I can’t speak for the later comics, but this volume has some stunning art. To me, in principle, the black-and-white style seemed at odds with the horror aspect, but in practice it is nearly flawless. Colour is not needed here to convey the strong emotions the story calls for. The zombies are disgusting and terrifying, the survivors are scared and believable, and the settings are crisp and real. The lack of colour in the pages is not a lack at all, as the line work is deliberate and careful in telling the visual story.
They may have had an easy go of it given that this story is set in our modern day, but the world in which flesh-eating zombies are real is extremely believable in its gravity. It’s a dark, sad story in which much of humanity has died and come back to consume the survivors. What levity there is hardly ever acknowledges the monstrosities that used to be loved ones and instead focusses on good times, good days, or triumphs in survival. In Days Gone Bye there is very quickly a sense that everyone has experienced deep and profound loss; however, we also sometimes get a fleeting idea of how each character is dealing with that loss extremely differently.
It is the different kinds of coping with the world that lends a depth to each of the characters in Days Gone Bye. There are some characters who are clearly struggling with things like PTSD, profound guilt, and other mental challenges in the face of what the world has become around them. There are also characters who grimly march on, or who seem oddly unfazed by most of what is happening around them. These reactions solidified the characters as human, as well as piqued my interest and prompted me to keep reading. How these flawed and hurt people were going to deal with future challenges was something that kept me reading.
The main problem I had with Days Gone Bye was the amount of drama. I personally am not one for inter-human conflict, and Days Gone Bye had plenty to go around. From the prudish older woman who sees the others as godless to the ex-cop who constantly needs to assert his dominance in the group, I found myself bored with their inner-group squabbles and looking forward to the next ‘real’ challenge they needed to face. This type of drama did not make it a bad story, but I would look at THE WALKING DEAD as more of a drama with some science fiction ideas than the other way around.
Having seen the corresponding episodes to this portion of the comic, I would absolutely recommend the comics over the television show. To me, the story is better suited to the visual print medium where atmosphere is built with the incredible line work and smart dialogue rather than the overtly gritty narrative portrayed in the show. I also find the characters in the show to be utterly insufferable, whereas the comic tends to lend the entire premise and characters more gravity. Overall, my preference is for the comic in that showdown.

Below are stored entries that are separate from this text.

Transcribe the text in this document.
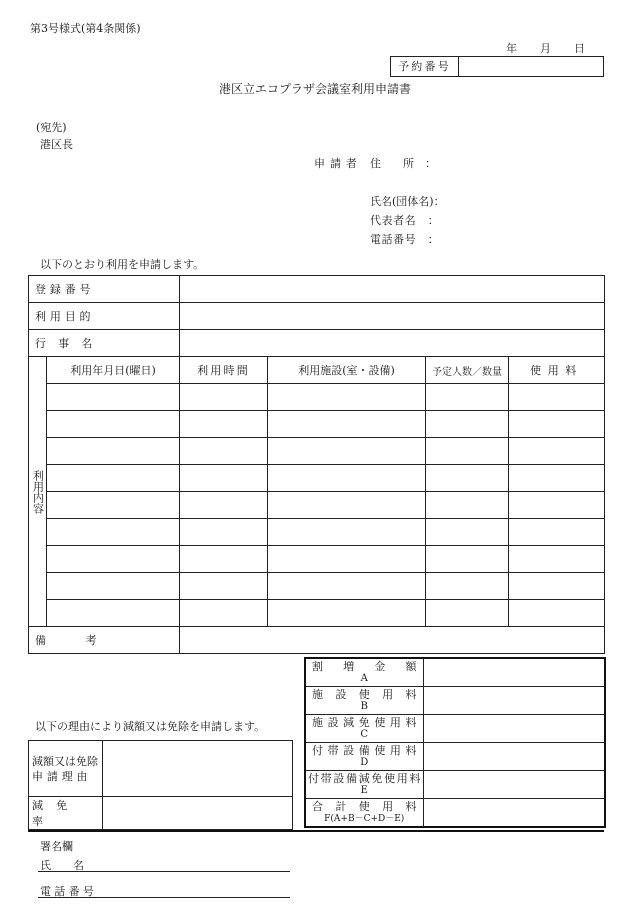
第3号様式(第4条関係)
年 月 日
予約番号
港区立エコプラザ会議室利用申請書
(宛先)
港区長
申請者 住　　所　：
氏名(団体名)：
代表者名　：
電話番号　：
以下のとおり利用を申請します。
登録番号					
利用目的					
行事名					
利用内容	利用年月日(曜日)	利用時間	利用施設(室・設備)	予定人数／数量	使用料

備考					
割増金額
A	

施設使用料
B	

施設減免使用料
C	

付帯設備使用料
D	

付帯設備減免使用料
E	

合計使用料
F(A+B－C+D－E)	

以下の理由により減額又は免除を申請します。
減額又は免除
申請理由	

減免率	
署名欄
氏　　名
電話番号
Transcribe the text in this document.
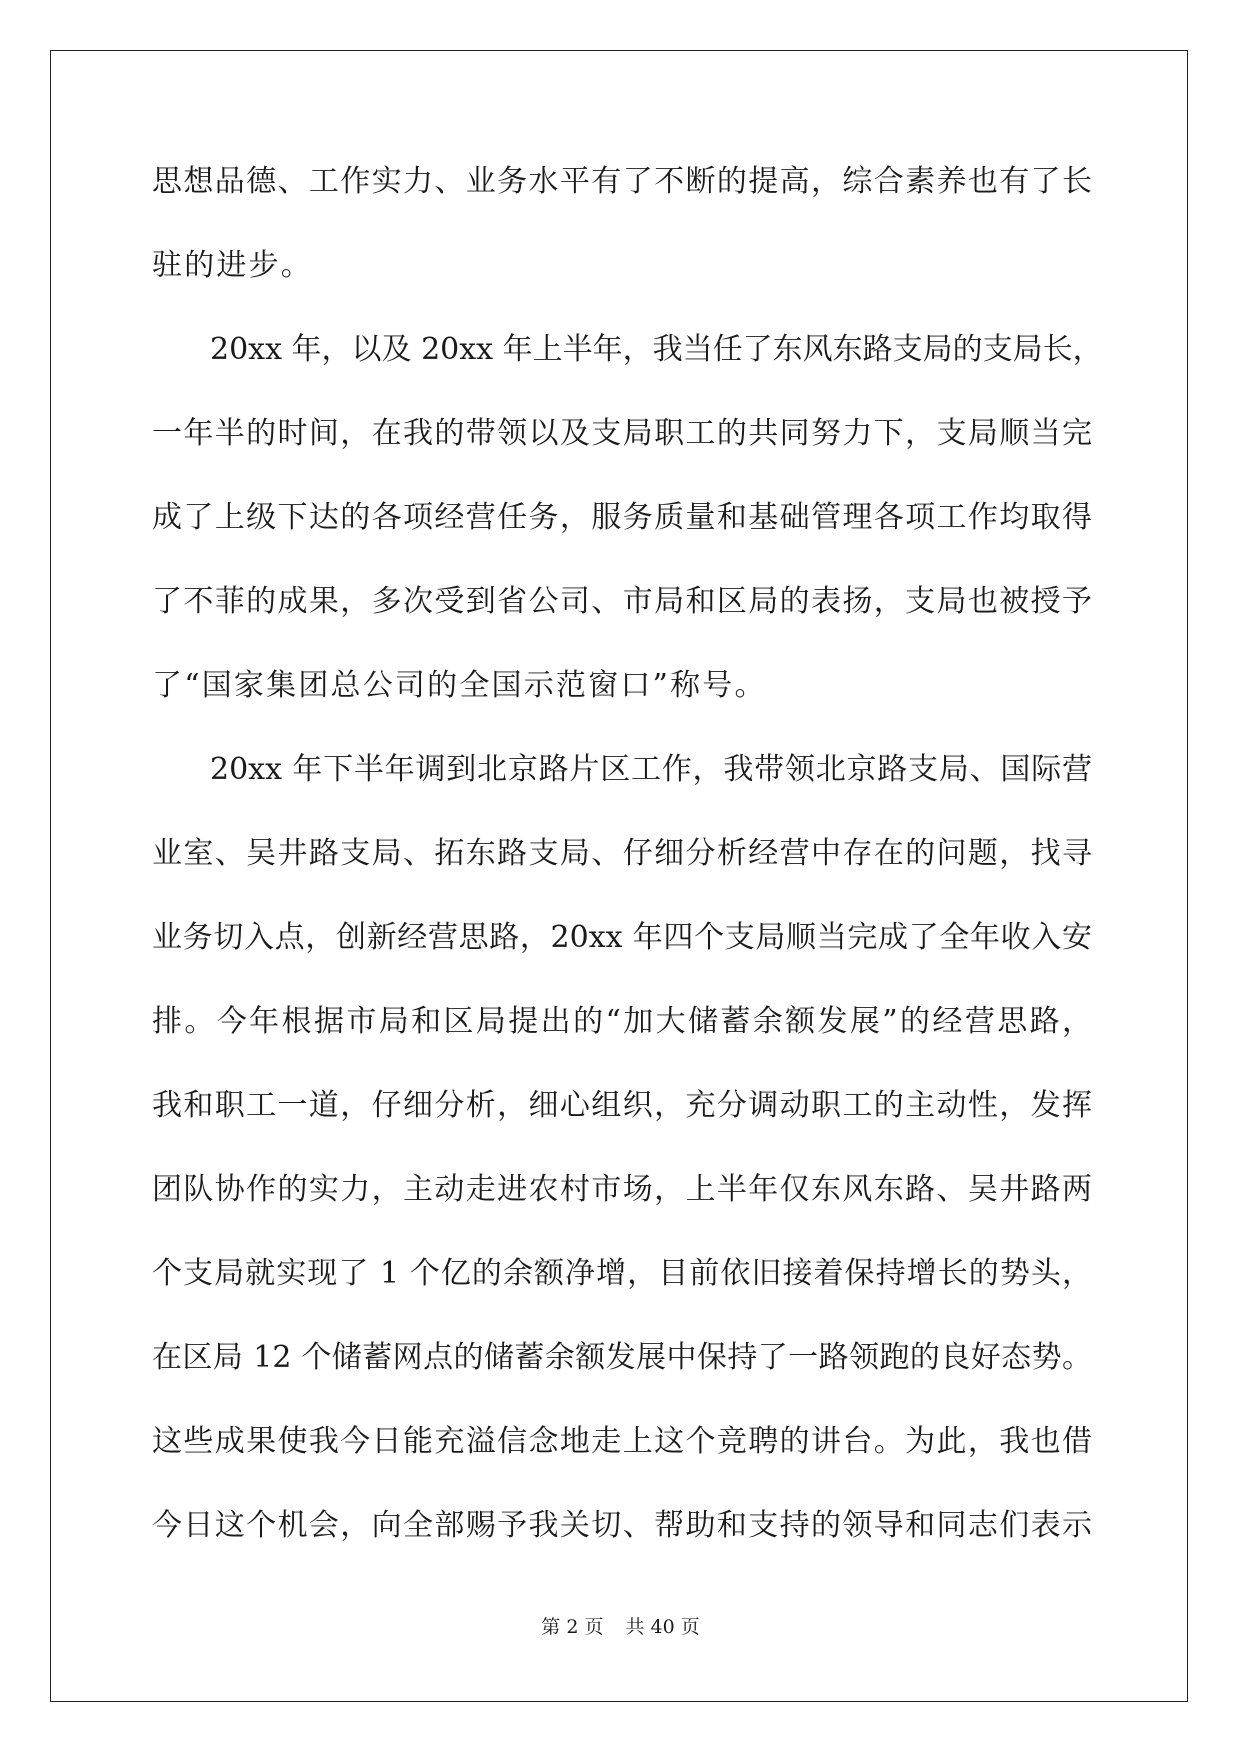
思想品德、工作实力、业务水平有了不断的提高，综合素养也有了长
驻的进步。
20xx 年，以及 20xx 年上半年，我当任了东风东路支局的支局长，
一年半的时间，在我的带领以及支局职工的共同努力下，支局顺当完
成了上级下达的各项经营任务，服务质量和基础管理各项工作均取得
了不菲的成果，多次受到省公司、市局和区局的表扬，支局也被授予
了“国家集团总公司的全国示范窗口”称号。
20xx 年下半年调到北京路片区工作，我带领北京路支局、国际营
业室、吴井路支局、拓东路支局、仔细分析经营中存在的问题，找寻
业务切入点，创新经营思路，20xx 年四个支局顺当完成了全年收入安
排。今年根据市局和区局提出的“加大储蓄余额发展”的经营思路，
我和职工一道，仔细分析，细心组织，充分调动职工的主动性，发挥
团队协作的实力，主动走进农村市场，上半年仅东风东路、吴井路两
个支局就实现了 1 个亿的余额净增，目前依旧接着保持增长的势头，
在区局 12 个储蓄网点的储蓄余额发展中保持了一路领跑的良好态势。
这些成果使我今日能充溢信念地走上这个竞聘的讲台。为此，我也借
今日这个机会，向全部赐予我关切、帮助和支持的领导和同志们表示
第 2 页 共 40 页
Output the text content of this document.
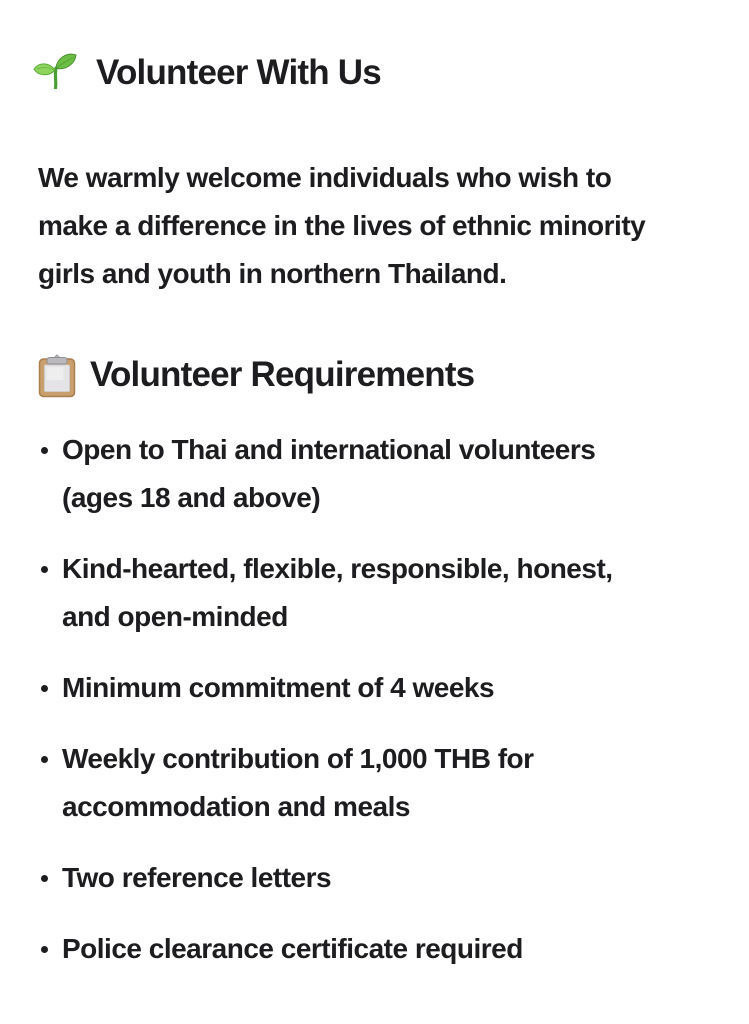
Volunteer With Us
We warmly welcome individuals who wish to
make a difference in the lives of ethnic minority
girls and youth in northern Thailand.
Volunteer Requirements
Open to Thai and international volunteers
(ages 18 and above)
Kind-hearted, flexible, responsible, honest,
and open-minded
Minimum commitment of 4 weeks
Weekly contribution of 1,000 THB for
accommodation and meals
Two reference letters
Police clearance certificate required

THE WALKING DEAD: Days Gone Bye is a visually stunning and engaging beginning to what I feel safe in assuming is a dynamic, drama-filled series of stories about survivors in a dying zombie wasteland. I look forward to reading the rest, even if I take a pass on the show.
Great review! I’m not a fan of horror overall because of my early exposure to horror films, but I’ve become interested in the genre because of horror comics, which take out the unnerving music and surprise elements of horror films that bother me so much. Horror comics leave, as you make clear in your review, the parts that intelligent fans of horror have been telling me for years: there are thematic points that can be made through horror that can’t be made in any other way. I think you do an excellent job of explaining how this comic does have thematic depth. I’ve had a copy of this volume on my shelf for a few years now, but feel ready to read it now that I’ve seen your review. I’ve already learned to love Hellblazer, Swamp Thing, and the horrific elements in Sandman; I hope to add Walking Dead to that list. Thanks, Ryan!
Yes, I agree with this and I liked what Ryan said at the end of his reviews. Perhaps what I like best about horror (not the gory kind — I never read that) is that it makes me feel so good about the real world, or at least the part of it I live in.
Speaking of horror and the real world: Ryan, I hope you will be okay up there in the path of the hurricane. Be safe!